Since the reflection capabilities in Postgres are slightly limited when it comes to views, the generated models will not per default reflect things like nullable and references to other models. If you set this value to true, Kanel will attempt to parse the view definitions to figure out where the columns in the view stem from, and use those "source" columns for this information.

schemas (Required)

This is an array of schemas to process. These contain the following fields:

schema.name (Required)

Name of the schema.

schema.modelFolder (Required)

Folder on disk where the models will be stored. Note that if preDeleteModelFolder above is set, this folder will be deleted and recreated when Kanel is run.

schema.ignore

An array of tables and views to ignore. Use this if there are things in your database you don't care to generate models for like migration information etc.
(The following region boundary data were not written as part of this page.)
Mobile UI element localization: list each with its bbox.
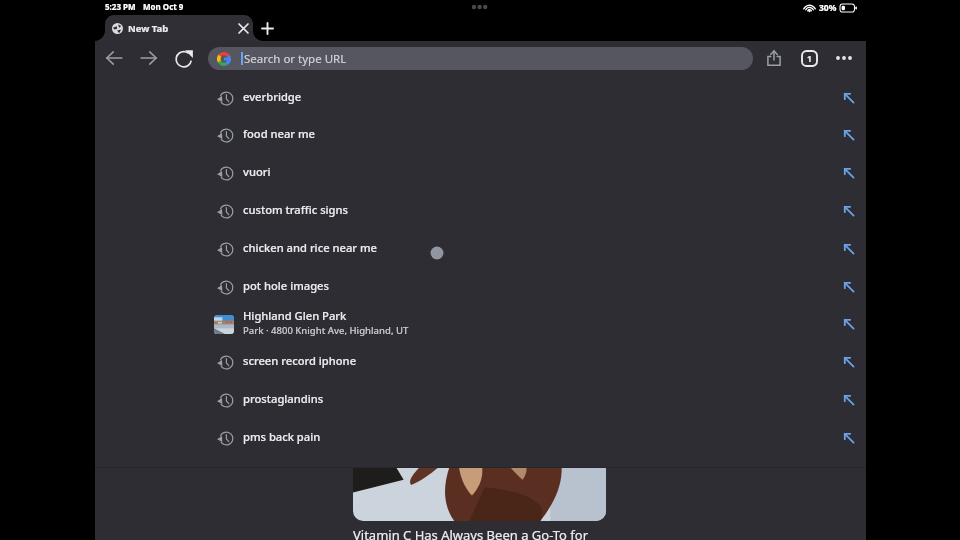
button[interactable]: Use this suggestion — [835, 154, 863, 192]
button[interactable]: Use this suggestion — [835, 419, 863, 457]
staticText: 1 — [807, 53, 812, 65]
button[interactable]: Highland Glen Park — [95, 303, 866, 341]
staticText: Highland Glen Park — [243, 308, 347, 323]
button[interactable]: Use this suggestion — [835, 192, 863, 230]
button[interactable]: Search or type URL — [208, 47, 753, 70]
button[interactable]: Share — [760, 44, 788, 72]
staticText: screen record iphone — [243, 353, 357, 368]
staticText: pms back pain — [243, 429, 321, 444]
button[interactable]: screen record iphone — [95, 341, 866, 379]
staticText: 5:23 PM — [105, 1, 136, 12]
button[interactable]: More options — [830, 44, 858, 72]
button[interactable]: Open tabs — [795, 44, 823, 72]
button[interactable]: prostaglandins — [95, 379, 866, 417]
button[interactable] — [353, 446, 606, 521]
button[interactable]: pms back pain — [95, 417, 866, 455]
staticText: custom traffic signs — [243, 202, 349, 217]
staticText: Search or type URL — [244, 51, 347, 67]
button[interactable]: Use this suggestion — [835, 116, 863, 154]
staticText: pot hole images — [243, 278, 329, 293]
staticText: Mon Oct 9 — [143, 1, 184, 12]
button[interactable]: everbridge — [95, 77, 866, 115]
staticText: Park · 4800 Knight Ave, Highland, UT — [243, 324, 409, 337]
button[interactable]: Reload — [170, 44, 198, 72]
staticText: 30% — [819, 2, 837, 14]
button[interactable]: vuori — [95, 152, 866, 190]
button[interactable]: Vitamin C Has Always Been a Go-To for — [353, 526, 589, 540]
staticText: prostaglandins — [243, 391, 324, 406]
staticText: vuori — [243, 164, 271, 179]
staticText: New Tab — [128, 22, 169, 35]
button[interactable]: Use this suggestion — [835, 381, 863, 419]
button[interactable]: Close tab — [233, 18, 253, 38]
button[interactable]: New Tab — [105, 15, 253, 41]
staticText: food near me — [243, 126, 316, 141]
button[interactable]: Back — [100, 44, 128, 72]
staticText: everbridge — [243, 89, 302, 104]
button[interactable]: New tab — [255, 15, 279, 41]
button[interactable]: pot hole images — [95, 266, 866, 304]
staticText: chicken and rice near me — [243, 240, 377, 255]
button[interactable]: Use this suggestion — [835, 230, 863, 268]
button[interactable]: Use this suggestion — [835, 79, 863, 117]
button[interactable]: Forward — [135, 44, 163, 72]
button[interactable]: chicken and rice near me — [95, 228, 866, 266]
button[interactable]: food near me — [95, 114, 866, 152]
button[interactable]: Use this suggestion — [835, 268, 863, 306]
button[interactable]: Use this suggestion — [835, 305, 863, 343]
button[interactable]: custom traffic signs — [95, 190, 866, 228]
button[interactable]: Use this suggestion — [835, 343, 863, 381]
schema.externalTypesFolder

This will specify the folder to look for external types from. If you tag a column like this: @type:Vector, Kanel will use that as the type for the property and import that from a file by the same name in said folder.

Example

To see an example of the result, check out the /example folder. It uses the Sample Database from www.postgresqltutorial.com.

Kanel will scan tables, views, composite and enum types. It will generate a model type for each table and view. Additionally, it will create an initializer type for tables that aren't tagged @fixed in the comment. Initializer types represent the requirements for creating a new row in the table. Columns that are nullable or have default values are considered optional.